Cumulus Networks Backs Voyager Open Optical

Laserblue

By: R. Scott Raynovich

At the Open Computing Project (OCP) 2018 conference this week much of the focus from a networking perspective will be on the progress being made on Voyager, an open packet optical transport system developed by Facebook that combines Layer 2 and 3 networking in a single box.

Cumulus Networks at OCP will be demonstrating an instance of its network operating system running on Voyager during the OCP conference that just went into trials. The goal is to make Cumulus Linux generally available in June.

The goal is to substantially reduce the cost of data center to data center networking that requires optical transports, says Ami Badani, vice president of marketing for Cumulus Networks.

“Most of the interest in Voyager is coming from universities and service providers,” says Badani.

Access to the trial is being provided via ADVA, a technology partner of Cumulus Network. Organizations participating in the trials include Vodafone; NYSERNet and Internet2, non-profit research and education networks in the U.S.; GRnet, a national research and education network in Greece; and CESNET, an operator of national e-infrastructure for science, research, development, and education based in Czech Republic.

Badani says the savings generated by Voyager go well beyond reducing proprietary Layer 2 and Layer 3 networking hardware. The operational costs associated with managing a single integrated optical transport system should be much less as well.

It may take a while before Voyager becomes widely deployed. But it’s apparent that there is a significant potential to flatten the networking infrastructure at a time when cloud computing is driving an increased need for networking services spanning multiple data centers, which is clearly a challenge Facebook is trying to solve to deliver web and mobile applications on a global basis.

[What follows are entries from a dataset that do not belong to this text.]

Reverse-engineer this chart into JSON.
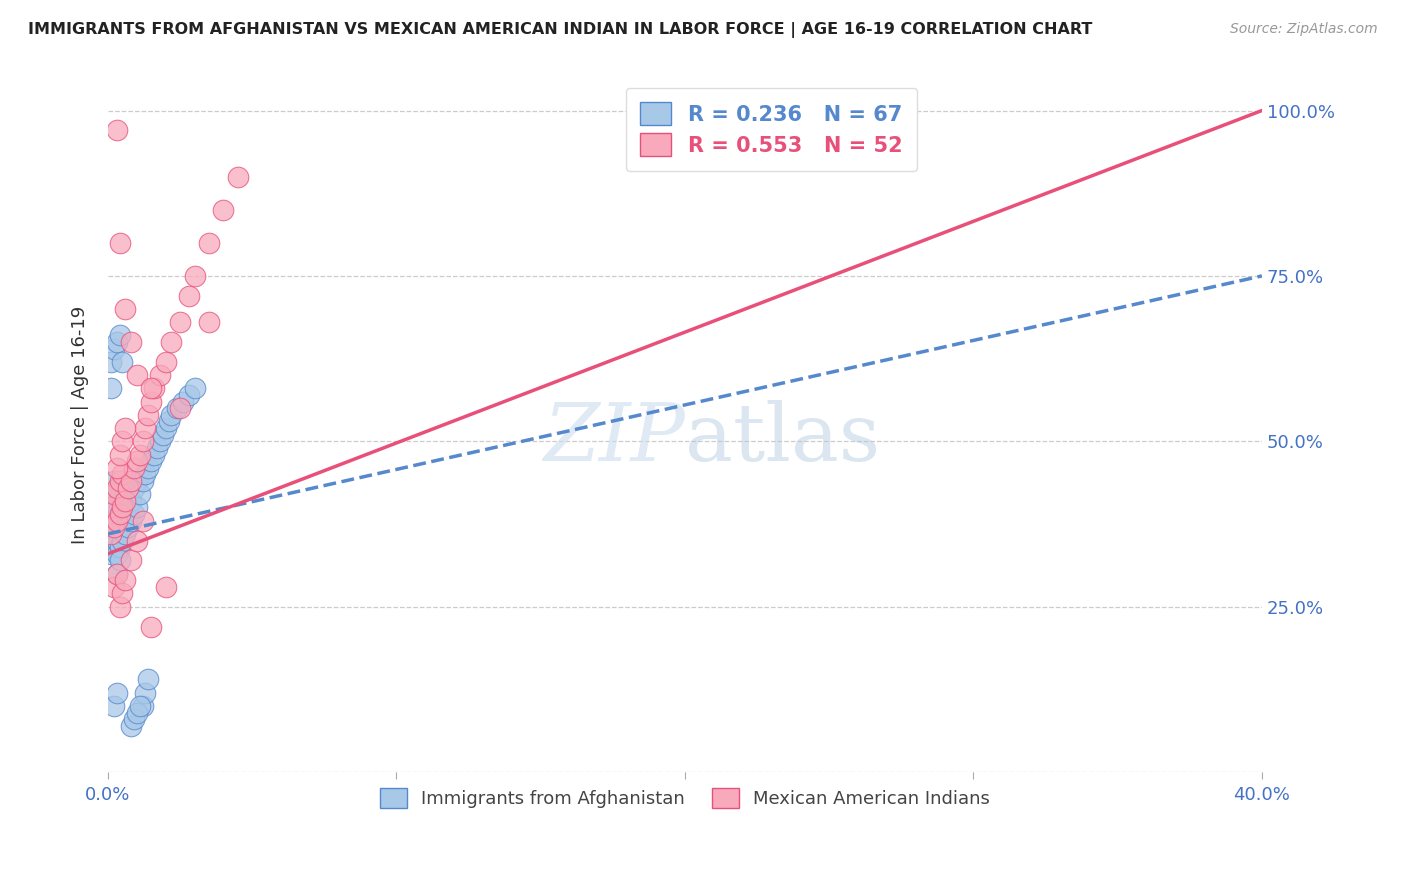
{
  "title": "IMMIGRANTS FROM AFGHANISTAN VS MEXICAN AMERICAN INDIAN IN LABOR FORCE | AGE 16-19 CORRELATION CHART",
  "source": "Source: ZipAtlas.com",
  "xlim": [
    0.0,
    0.4
  ],
  "ylim": [
    0.0,
    1.05
  ],
  "ylabel": "In Labor Force | Age 16-19",
  "legend1_label": "Immigrants from Afghanistan",
  "legend2_label": "Mexican American Indians",
  "r1": 0.236,
  "n1": 67,
  "r2": 0.553,
  "n2": 52,
  "color_blue_fill": "#a8c8e8",
  "color_blue_edge": "#5588cc",
  "color_pink_fill": "#f8aabc",
  "color_pink_edge": "#e8507a",
  "color_blue_line": "#5588cc",
  "color_pink_line": "#e8507a",
  "color_axis_labels": "#4472c4",
  "watermark_color": "#ccdcee",
  "blue_x": [
    0.001,
    0.001,
    0.001,
    0.001,
    0.002,
    0.002,
    0.002,
    0.002,
    0.002,
    0.003,
    0.003,
    0.003,
    0.003,
    0.003,
    0.003,
    0.004,
    0.004,
    0.004,
    0.004,
    0.005,
    0.005,
    0.005,
    0.005,
    0.006,
    0.006,
    0.006,
    0.007,
    0.007,
    0.008,
    0.008,
    0.009,
    0.009,
    0.01,
    0.01,
    0.011,
    0.012,
    0.013,
    0.014,
    0.015,
    0.016,
    0.017,
    0.018,
    0.019,
    0.02,
    0.021,
    0.022,
    0.024,
    0.026,
    0.028,
    0.03,
    0.001,
    0.001,
    0.002,
    0.003,
    0.004,
    0.005,
    0.003,
    0.004,
    0.002,
    0.003,
    0.012,
    0.013,
    0.014,
    0.008,
    0.009,
    0.01,
    0.011
  ],
  "blue_y": [
    0.33,
    0.36,
    0.38,
    0.4,
    0.34,
    0.37,
    0.39,
    0.42,
    0.44,
    0.33,
    0.35,
    0.38,
    0.4,
    0.42,
    0.35,
    0.34,
    0.37,
    0.39,
    0.42,
    0.35,
    0.38,
    0.41,
    0.44,
    0.36,
    0.39,
    0.42,
    0.37,
    0.4,
    0.38,
    0.41,
    0.39,
    0.43,
    0.4,
    0.44,
    0.42,
    0.44,
    0.45,
    0.46,
    0.47,
    0.48,
    0.49,
    0.5,
    0.51,
    0.52,
    0.53,
    0.54,
    0.55,
    0.56,
    0.57,
    0.58,
    0.58,
    0.62,
    0.64,
    0.65,
    0.66,
    0.62,
    0.3,
    0.32,
    0.1,
    0.12,
    0.1,
    0.12,
    0.14,
    0.07,
    0.08,
    0.09,
    0.1
  ],
  "pink_x": [
    0.001,
    0.001,
    0.002,
    0.002,
    0.003,
    0.003,
    0.004,
    0.004,
    0.005,
    0.005,
    0.006,
    0.007,
    0.008,
    0.009,
    0.01,
    0.011,
    0.012,
    0.013,
    0.014,
    0.015,
    0.016,
    0.018,
    0.02,
    0.022,
    0.025,
    0.028,
    0.03,
    0.035,
    0.04,
    0.045,
    0.003,
    0.004,
    0.005,
    0.006,
    0.002,
    0.003,
    0.004,
    0.005,
    0.006,
    0.008,
    0.01,
    0.012,
    0.015,
    0.02,
    0.003,
    0.004,
    0.006,
    0.008,
    0.01,
    0.015,
    0.025,
    0.035
  ],
  "pink_y": [
    0.36,
    0.4,
    0.37,
    0.42,
    0.38,
    0.43,
    0.39,
    0.44,
    0.4,
    0.45,
    0.41,
    0.43,
    0.44,
    0.46,
    0.47,
    0.48,
    0.5,
    0.52,
    0.54,
    0.56,
    0.58,
    0.6,
    0.62,
    0.65,
    0.68,
    0.72,
    0.75,
    0.8,
    0.85,
    0.9,
    0.46,
    0.48,
    0.5,
    0.52,
    0.28,
    0.3,
    0.25,
    0.27,
    0.29,
    0.32,
    0.35,
    0.38,
    0.22,
    0.28,
    0.97,
    0.8,
    0.7,
    0.65,
    0.6,
    0.58,
    0.55,
    0.68
  ],
  "pink_line_x0": 0.0,
  "pink_line_y0": 0.33,
  "pink_line_x1": 0.4,
  "pink_line_y1": 1.0,
  "blue_line_x0": 0.0,
  "blue_line_y0": 0.36,
  "blue_line_x1": 0.4,
  "blue_line_y1": 0.75
}
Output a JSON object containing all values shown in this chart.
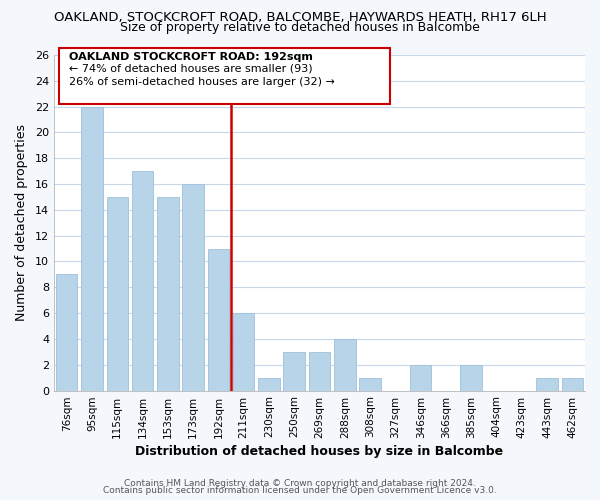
{
  "title1": "OAKLAND, STOCKCROFT ROAD, BALCOMBE, HAYWARDS HEATH, RH17 6LH",
  "title2": "Size of property relative to detached houses in Balcombe",
  "xlabel": "Distribution of detached houses by size in Balcombe",
  "ylabel": "Number of detached properties",
  "bin_labels": [
    "76sqm",
    "95sqm",
    "115sqm",
    "134sqm",
    "153sqm",
    "173sqm",
    "192sqm",
    "211sqm",
    "230sqm",
    "250sqm",
    "269sqm",
    "288sqm",
    "308sqm",
    "327sqm",
    "346sqm",
    "366sqm",
    "385sqm",
    "404sqm",
    "423sqm",
    "443sqm",
    "462sqm"
  ],
  "bin_values": [
    9,
    22,
    15,
    17,
    15,
    16,
    11,
    6,
    1,
    3,
    3,
    4,
    1,
    0,
    2,
    0,
    2,
    0,
    0,
    1,
    1
  ],
  "highlight_index": 6,
  "bar_color": "#b8d4e8",
  "bar_edge_color": "#a0c0dc",
  "highlight_line_color": "#cc0000",
  "ylim": [
    0,
    26
  ],
  "yticks": [
    0,
    2,
    4,
    6,
    8,
    10,
    12,
    14,
    16,
    18,
    20,
    22,
    24,
    26
  ],
  "annotation_title": "OAKLAND STOCKCROFT ROAD: 192sqm",
  "annotation_line1": "← 74% of detached houses are smaller (93)",
  "annotation_line2": "26% of semi-detached houses are larger (32) →",
  "footer1": "Contains HM Land Registry data © Crown copyright and database right 2024.",
  "footer2": "Contains public sector information licensed under the Open Government Licence v3.0.",
  "background_color": "#f4f8fc",
  "plot_bg_color": "#ffffff",
  "grid_color": "#c8d8e8"
}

Less clear is to what degree the availability of Voyager will force providers of existing optical transport systems to reevaluate their own networking architectures. While there is an opportunity to lower costs by integrating Layer 2 and 3 networking services, different teams with organizations typically manage those services. That in turn creates a significant amount of political inertia because neither team wants to cede control of a fiefdom. It’s usually not until theses teams are unified that organizations gain the political will to adopt a different approach to delivering network services. Of course, in some organizations the need to deliver network services at scale has already forced the issue.